Silas Alberti, one of the three students who developed PIGEON, explains: “We created our own dataset of about 500,000 Street View images. It’s not really that much data, but we were able to achieve a spectacular performance”.
The challenge against Trevor Rainbolt
The developers tested PIGEON against Trevor Rainbolt, one of the most famous GeoGuessr players, who is known on the web for being able to locate old family photos with apparent ease. PIGEON often beats Rainbolt, and the researchers point out that the AI has never previously ‘visited’ any of the specific locations requested during the competition.
Potential and uses
Given the very limited budget on which the three Stanford students built PIGEON, there is no doubt that the results are astounding and demonstrate how the potential of artificial intelligence can be skilfully harnessed to create powerful tools.

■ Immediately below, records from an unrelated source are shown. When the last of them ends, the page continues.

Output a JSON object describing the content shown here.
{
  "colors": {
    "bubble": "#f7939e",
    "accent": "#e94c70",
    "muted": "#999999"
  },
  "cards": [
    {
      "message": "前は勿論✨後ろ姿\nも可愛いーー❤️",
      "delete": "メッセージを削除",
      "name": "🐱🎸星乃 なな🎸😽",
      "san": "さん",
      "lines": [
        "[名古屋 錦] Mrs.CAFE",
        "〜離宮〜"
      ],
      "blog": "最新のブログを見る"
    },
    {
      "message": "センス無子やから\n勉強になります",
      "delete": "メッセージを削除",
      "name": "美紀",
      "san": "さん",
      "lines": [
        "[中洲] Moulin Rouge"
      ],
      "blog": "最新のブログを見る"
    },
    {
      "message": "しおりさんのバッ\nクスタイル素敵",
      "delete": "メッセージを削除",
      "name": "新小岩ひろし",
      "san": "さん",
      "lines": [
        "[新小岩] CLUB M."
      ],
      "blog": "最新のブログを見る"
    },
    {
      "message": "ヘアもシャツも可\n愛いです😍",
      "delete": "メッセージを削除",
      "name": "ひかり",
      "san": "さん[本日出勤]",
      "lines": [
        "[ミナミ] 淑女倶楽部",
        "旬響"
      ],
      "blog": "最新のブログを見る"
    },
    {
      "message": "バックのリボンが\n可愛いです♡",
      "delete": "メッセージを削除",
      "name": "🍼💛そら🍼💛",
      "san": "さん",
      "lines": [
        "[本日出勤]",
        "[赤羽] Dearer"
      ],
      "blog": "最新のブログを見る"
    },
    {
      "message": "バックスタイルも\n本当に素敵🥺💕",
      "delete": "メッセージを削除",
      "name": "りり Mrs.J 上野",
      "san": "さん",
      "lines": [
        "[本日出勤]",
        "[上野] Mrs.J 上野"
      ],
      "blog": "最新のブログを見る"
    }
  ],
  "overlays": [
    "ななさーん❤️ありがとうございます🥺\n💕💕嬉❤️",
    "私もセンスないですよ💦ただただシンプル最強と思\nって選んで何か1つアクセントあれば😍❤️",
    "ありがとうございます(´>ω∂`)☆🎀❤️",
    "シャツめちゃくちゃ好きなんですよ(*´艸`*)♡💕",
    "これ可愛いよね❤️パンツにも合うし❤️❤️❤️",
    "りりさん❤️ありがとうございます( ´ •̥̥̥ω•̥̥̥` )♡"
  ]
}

This underlines once again the importance of approaching the development of AI with a clear understanding of the risks involved.
In the case of PIGEON, possible applications could include identifying places where a photograph may show a need for rescue or maintenance but whose location is unknown, or anchoring a study of how places change over time, or even visual investigation activities for investigative journalism or law enforcement.
The potential negative consequences are also immediately apparent, particularly in the area of confidentiality and privacy, especially when one considers how precise and accurate such systems will become in the future.